Case 2: Test Data Generation for ML

Company: Fintech (fraud detection ML)

Challenge: Need realistic fraudulent transaction patterns

Solution:

prompt = """
Generate 100 realistic credit card transaction records.
Include 20 fraudulent patterns:
- Card testing (multiple small charges)
- Account takeover (sudden large purchases)
- Geographic anomalies (purchases in 2 countries within hours)
- Unusual merchant categories

Make legitimate transactions realistic too.
Output: CSV
"""

Result:

  • ML model learned to recognize more subtle patterns
  • Precision increased 12%
  • False positives decreased 8%

The Future of LLMs in Testing

1. Specialized QA LLMs:

  • Models trained specifically on QA data
  • Better understanding of test patterns
  • Fewer hallucinations for testing tasks

2. Agentic workflows:

# AI agent autonomously:
1. Analyze requirements
2. Generate tests
3. Run tests
4. Analyze failures
5. Fix flaky tests
6. Report results

# Human only approves/guides

3. Multi-modal testing:

  • LLM + Computer Vision for UI testing
  • “Look at screenshot and tell me what’s broken”

4. Real-time test generation:

# During exploratory testing:
QA action  LLM generates test  Auto-adds to suite

# Converts manual testing to automated

Conclusion

ChatGPT and LLMs are powerful tools for QA, but not a silver bullet.

Where LLMs are genuinely useful:

✅ Test data generation (90% time saved)

✅ Creating basic test cases (70% faster)

✅ Code review (finds 60-70% of obvious issues)

✅ Documentation generation (95% automation)

✅ Learning & upskilling (endless mentor)

Where LLMs DON’T replace humans:

❌ Critical thinking (edge cases require domain knowledge)

❌ Test strategy (what to test and why)

❌ Bug investigation (root cause analysis)

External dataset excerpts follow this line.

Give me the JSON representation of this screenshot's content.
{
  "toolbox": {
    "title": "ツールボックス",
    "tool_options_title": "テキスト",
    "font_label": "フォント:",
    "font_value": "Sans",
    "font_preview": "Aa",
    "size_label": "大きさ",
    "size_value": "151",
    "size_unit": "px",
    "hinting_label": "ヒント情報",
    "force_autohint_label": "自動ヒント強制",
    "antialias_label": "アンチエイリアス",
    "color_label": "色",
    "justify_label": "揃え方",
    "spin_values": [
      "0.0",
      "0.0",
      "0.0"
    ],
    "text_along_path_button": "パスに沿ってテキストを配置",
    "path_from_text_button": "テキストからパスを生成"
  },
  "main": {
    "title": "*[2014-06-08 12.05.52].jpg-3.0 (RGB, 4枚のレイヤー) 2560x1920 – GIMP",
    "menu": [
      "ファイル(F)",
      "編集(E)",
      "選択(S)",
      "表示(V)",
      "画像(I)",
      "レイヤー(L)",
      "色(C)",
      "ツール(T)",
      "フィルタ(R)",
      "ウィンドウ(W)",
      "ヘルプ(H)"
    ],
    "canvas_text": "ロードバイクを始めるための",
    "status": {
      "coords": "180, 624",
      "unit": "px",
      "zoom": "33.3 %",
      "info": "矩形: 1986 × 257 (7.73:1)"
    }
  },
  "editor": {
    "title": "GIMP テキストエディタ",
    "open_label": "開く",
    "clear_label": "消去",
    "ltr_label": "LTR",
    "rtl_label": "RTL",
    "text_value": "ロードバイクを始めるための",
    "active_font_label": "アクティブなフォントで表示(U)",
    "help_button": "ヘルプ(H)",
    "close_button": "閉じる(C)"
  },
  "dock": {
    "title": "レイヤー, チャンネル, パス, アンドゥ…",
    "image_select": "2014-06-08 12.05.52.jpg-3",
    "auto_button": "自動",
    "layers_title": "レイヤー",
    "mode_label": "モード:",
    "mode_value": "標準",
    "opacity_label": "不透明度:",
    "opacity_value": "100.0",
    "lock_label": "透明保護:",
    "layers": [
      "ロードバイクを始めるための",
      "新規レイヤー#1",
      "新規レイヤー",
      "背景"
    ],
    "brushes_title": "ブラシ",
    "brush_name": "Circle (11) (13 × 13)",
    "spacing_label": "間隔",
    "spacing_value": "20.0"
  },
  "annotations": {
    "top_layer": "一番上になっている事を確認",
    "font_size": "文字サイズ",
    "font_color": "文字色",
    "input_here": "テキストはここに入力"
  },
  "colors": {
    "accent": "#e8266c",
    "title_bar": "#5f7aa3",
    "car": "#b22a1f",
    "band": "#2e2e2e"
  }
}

❌ Context understanding (business specifics)

Golden Rule:

LLM is a super-smart junior QA. Generates quickly, but requires supervision. Don’t trust blindly. Always verify.

Practical recommendations:

  1. Start small: Use for test data generation
  2. Build prompts library: Save successful prompts
  3. Set up guardrails: Sanitization, review process
  4. Measure impact: Track time saved, quality metrics
  5. Train team: Not everyone knows how to prompt effectively

LLMs in testing — this is the future that’s already here. The question isn’t “whether to use”, but “how to use effectively and safely”.